Beijing’s pressure reached its apex with the speech by Wan Li, vice-premier in charge of agriculture at the National Agricultural Secretaries Conference in November. Wan remarked: “Comparatively speaking, the household responsibility reform has not been successful in all corners of our countryside. In fact, there exists certain ‘passivity’ in many areas and, in some areas, such passivity is of a very bad sort…. The implementation of contracting to the household has not been very smooth due to the obstruction on the part of some leading cadres.”
Heilongjiang and its first party secretary, Yang Yichen, did not succumb to the pressure from Beijing. One day after the publication of Wan’s speech, Yang delivered his own at the Prefecture, County and City Party Secretaries’ Work Conference: “In determining which responsibility system to implement, we have to value the opinions of the masses that will eventually choose a system on the basis of their local conditions.”
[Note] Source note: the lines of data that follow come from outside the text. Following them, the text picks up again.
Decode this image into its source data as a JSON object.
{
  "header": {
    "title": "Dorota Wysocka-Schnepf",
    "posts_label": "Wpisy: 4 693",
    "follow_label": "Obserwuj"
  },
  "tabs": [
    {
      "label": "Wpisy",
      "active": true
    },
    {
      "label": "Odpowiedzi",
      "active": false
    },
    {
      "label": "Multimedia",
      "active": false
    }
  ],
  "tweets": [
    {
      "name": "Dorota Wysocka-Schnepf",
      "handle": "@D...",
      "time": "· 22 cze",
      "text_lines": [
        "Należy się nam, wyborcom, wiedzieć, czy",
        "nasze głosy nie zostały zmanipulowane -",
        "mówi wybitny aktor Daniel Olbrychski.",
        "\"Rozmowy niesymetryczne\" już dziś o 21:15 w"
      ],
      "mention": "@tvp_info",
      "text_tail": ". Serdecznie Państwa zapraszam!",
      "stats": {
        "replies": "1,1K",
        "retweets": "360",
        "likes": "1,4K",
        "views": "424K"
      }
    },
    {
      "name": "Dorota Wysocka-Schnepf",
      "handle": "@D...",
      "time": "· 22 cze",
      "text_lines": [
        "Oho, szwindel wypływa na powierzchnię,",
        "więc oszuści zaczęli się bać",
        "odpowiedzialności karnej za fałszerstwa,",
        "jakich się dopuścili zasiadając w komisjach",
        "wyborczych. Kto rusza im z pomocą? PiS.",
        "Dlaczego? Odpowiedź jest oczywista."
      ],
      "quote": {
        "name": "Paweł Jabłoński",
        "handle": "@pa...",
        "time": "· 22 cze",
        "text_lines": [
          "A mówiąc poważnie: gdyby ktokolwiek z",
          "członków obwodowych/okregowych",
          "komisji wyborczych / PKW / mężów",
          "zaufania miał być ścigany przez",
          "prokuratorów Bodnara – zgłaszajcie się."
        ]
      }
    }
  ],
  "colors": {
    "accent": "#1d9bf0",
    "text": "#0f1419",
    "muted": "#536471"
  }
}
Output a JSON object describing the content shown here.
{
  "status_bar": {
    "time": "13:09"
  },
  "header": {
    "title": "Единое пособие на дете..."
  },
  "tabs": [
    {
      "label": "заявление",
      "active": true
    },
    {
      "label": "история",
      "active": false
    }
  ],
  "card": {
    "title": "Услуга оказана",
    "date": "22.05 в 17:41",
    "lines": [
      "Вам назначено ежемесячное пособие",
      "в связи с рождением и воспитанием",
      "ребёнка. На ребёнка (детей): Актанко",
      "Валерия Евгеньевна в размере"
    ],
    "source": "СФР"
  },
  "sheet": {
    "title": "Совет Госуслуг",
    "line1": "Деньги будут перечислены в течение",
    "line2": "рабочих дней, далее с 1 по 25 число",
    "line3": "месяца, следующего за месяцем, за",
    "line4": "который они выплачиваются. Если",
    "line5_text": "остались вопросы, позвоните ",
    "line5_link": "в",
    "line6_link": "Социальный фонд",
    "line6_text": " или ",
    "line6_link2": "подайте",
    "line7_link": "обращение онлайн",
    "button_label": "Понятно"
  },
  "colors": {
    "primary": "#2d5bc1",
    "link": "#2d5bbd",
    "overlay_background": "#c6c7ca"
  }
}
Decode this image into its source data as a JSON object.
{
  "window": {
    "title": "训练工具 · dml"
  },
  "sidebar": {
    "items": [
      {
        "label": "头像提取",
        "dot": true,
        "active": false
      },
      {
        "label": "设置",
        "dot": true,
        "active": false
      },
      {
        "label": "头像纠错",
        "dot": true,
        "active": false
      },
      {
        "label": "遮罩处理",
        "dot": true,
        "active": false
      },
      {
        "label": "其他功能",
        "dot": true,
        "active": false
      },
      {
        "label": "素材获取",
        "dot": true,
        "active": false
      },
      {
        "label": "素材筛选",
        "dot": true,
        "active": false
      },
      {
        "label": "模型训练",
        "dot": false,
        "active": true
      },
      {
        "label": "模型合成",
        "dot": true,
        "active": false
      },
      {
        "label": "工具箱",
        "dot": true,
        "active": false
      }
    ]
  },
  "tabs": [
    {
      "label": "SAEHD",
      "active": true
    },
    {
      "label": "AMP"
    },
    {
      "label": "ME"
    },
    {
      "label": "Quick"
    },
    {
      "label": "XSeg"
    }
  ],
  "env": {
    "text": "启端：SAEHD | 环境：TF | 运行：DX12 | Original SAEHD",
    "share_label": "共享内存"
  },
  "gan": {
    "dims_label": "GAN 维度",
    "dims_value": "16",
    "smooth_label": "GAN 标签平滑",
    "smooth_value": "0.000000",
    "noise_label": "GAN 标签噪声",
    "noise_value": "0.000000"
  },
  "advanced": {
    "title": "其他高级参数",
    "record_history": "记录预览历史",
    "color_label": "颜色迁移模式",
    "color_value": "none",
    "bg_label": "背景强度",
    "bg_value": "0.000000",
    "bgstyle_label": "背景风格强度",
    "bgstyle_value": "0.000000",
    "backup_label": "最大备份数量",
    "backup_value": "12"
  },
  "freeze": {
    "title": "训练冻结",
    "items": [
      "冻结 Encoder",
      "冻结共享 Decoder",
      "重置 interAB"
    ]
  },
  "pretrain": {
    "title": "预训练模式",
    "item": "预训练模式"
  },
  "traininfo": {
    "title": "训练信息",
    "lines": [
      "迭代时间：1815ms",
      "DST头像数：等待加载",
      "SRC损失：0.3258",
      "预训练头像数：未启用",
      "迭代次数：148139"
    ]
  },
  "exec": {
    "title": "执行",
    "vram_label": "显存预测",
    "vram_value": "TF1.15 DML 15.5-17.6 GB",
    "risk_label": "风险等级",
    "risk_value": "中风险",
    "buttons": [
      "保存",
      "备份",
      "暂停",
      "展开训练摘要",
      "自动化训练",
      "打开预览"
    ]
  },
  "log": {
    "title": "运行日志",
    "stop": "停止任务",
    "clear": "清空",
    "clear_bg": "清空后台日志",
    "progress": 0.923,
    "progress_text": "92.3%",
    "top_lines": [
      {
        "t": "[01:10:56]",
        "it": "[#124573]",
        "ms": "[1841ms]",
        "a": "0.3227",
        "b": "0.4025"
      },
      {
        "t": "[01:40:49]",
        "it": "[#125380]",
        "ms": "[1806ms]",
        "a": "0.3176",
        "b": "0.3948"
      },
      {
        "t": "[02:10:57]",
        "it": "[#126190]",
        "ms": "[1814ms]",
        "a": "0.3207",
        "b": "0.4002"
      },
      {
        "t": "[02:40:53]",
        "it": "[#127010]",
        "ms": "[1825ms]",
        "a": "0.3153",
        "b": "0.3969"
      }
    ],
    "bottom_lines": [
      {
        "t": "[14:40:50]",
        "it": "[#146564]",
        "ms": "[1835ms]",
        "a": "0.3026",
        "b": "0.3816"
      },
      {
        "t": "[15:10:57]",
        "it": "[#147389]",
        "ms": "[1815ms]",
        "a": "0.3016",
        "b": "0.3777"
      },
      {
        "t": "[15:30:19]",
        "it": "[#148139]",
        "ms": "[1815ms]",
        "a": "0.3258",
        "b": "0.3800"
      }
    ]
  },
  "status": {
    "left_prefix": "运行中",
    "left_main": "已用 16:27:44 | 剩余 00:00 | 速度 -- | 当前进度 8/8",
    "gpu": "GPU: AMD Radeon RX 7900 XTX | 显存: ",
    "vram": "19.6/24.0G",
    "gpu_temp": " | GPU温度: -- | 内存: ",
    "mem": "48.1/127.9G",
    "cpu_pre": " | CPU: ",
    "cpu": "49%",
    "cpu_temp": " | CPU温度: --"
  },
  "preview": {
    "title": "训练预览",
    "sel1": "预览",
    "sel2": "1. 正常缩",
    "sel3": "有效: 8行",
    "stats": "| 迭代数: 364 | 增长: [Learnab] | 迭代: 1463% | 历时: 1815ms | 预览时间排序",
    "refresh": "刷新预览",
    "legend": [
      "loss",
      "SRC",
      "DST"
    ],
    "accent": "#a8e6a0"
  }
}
The center drew the last card: personnel reshuffle. In February 1983, Yang Yichen was transferred to Beijing as the supreme people’s procurator-general. Given that his transfer had already been decided in December 1982, Yang’s speech was apparently the last expression of his firm stance on the household responsibility reform. With Yang’s departure, Heilongjiang’s pace of implementation skyrocketed within two months, from 12 percent in December 1982 to 73 percent in February 1983. Because Yang’s successor, Li Li’an, was known to be sympathetic to the decollectivization reform, Heilongjiang’s household responsibility reform took off thereafter.
The quote is from Jae Ho Chung’s Centrifugal Empire: Central-Local Relations in China.
The topic of local resistance to reform seems timely, as it’s emerged as a persistent theme under Xi Jinping. Premier Li Keqiang made headlines in 2014 when he called local officials “passive” and “lax,” and this year Xi Jinping devoted much of a meeting of his reform task force to urging better implementation of reform plans.
The comparison with the 1980s episode helps clarify some of the differences: it doesn’t look like China is experiencing ideologically driven local opposition to specific reforms. Rather, as investigations into the resistance to reform have found, the central government is making huge numbers of contradictory demands on local officials, and then punishing them severely when things go wrong. The result is an understandable lack of willingness to take risks and make commitments, quite the opposite of the valorization of local initiative and experiments in the 1980s.